For Tarkovsky, the bell rang.
For me, it continues to reverberate across time.
When we look at the way in which our own society has begun to attack the truth, to ban ideas, to limit how we frame and understand our own history, to censor artists and the arts, I think about Boriska and his bell, about Tarkovsky and his film, and how inadequate we are, here and now, in our belief, in what we must require from ourselves and from art in order to persevere. What is cinema today doing address our shared condition? What am I doing?
And so, when you look at the top of this humble newsletter, and you see the simple image of a black bell, think of it as I do— a symbolic reminder to myself that we are responsible for making, supporting, and engaging with the art we want to see in the world. It is our responsibility to believe in what is possible. And then we must act to make it so.

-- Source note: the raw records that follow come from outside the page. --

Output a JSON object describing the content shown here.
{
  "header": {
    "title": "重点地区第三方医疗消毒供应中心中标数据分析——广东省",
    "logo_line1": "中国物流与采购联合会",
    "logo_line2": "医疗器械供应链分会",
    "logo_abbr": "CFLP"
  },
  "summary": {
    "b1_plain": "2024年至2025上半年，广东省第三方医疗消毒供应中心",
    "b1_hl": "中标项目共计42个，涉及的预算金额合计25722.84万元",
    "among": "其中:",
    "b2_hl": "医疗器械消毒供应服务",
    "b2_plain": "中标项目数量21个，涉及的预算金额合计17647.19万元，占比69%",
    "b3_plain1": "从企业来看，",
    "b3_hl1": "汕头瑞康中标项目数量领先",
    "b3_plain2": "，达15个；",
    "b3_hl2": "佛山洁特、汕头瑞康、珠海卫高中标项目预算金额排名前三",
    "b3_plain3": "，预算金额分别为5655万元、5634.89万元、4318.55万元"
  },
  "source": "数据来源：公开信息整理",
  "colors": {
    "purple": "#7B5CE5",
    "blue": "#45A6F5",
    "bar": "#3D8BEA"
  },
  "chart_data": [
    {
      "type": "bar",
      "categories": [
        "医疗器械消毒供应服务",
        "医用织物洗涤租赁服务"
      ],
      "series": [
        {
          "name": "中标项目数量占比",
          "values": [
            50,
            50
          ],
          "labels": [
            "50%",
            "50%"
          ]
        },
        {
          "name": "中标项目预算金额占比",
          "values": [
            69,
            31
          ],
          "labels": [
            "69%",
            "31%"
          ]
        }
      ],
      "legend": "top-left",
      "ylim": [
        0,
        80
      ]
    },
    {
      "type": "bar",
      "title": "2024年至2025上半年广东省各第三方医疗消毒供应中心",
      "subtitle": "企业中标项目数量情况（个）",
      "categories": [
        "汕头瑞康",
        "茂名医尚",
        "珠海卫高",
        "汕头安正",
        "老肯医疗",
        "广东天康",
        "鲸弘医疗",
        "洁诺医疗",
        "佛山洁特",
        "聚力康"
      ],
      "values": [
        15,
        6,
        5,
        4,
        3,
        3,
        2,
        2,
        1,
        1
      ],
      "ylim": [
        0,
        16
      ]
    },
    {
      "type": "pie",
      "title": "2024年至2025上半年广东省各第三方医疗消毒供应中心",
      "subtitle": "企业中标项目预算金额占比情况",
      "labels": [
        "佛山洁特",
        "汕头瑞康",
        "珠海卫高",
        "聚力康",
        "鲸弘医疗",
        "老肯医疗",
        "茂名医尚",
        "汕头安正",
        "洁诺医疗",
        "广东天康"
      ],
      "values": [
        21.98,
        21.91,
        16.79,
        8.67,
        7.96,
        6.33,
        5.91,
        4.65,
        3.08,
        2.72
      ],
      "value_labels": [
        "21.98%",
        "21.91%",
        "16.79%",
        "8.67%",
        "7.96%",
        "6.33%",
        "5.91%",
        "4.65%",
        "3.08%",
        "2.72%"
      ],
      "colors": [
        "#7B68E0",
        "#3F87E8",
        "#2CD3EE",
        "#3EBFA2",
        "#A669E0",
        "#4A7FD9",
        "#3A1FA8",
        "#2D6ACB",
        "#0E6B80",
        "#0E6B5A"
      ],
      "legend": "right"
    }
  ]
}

“The truly terrible thing is, everyone has his reasons.”- Jean Renoir, “The Rules Of The Game”
Being a great programmer means collaborating with all of the stakeholders in your institution, serving your mission, balancing your programming to reach multiple audiences, developing and nurturing stakeholders in your organization, understanding operationally how to schedule, screen, and measure your impact, fostering strong relationships with artists and the industry and your community, and so much more. If it were just picking good movies that conform to one’s personal tastes, many film organizations would have collapsed from public disinterest long ago. Yes, there are a select few who work at institutions that have earned the power to accommodate a more rarefied programming process, but building the skills to create programs that can do all of this and still provide an outstanding selection of the best available films is what separates great programmers from the rest.
Just sayin’…
Sometimes… ok, usually
Yes, that one, about which, more another time.
Obviously, I am also great at cocktail parties.
SPOILER: We later discover that Boriska, despite being the son of the original bellfounder, did not really know how to cast a bell himself. He did not have the knowledge he claimed to have and instead, had risked his life by relying on his belief in himself and his faith to guide him through the making of the bell, as all artists must.
The times have, um, changed?
Did I mention the times have changed?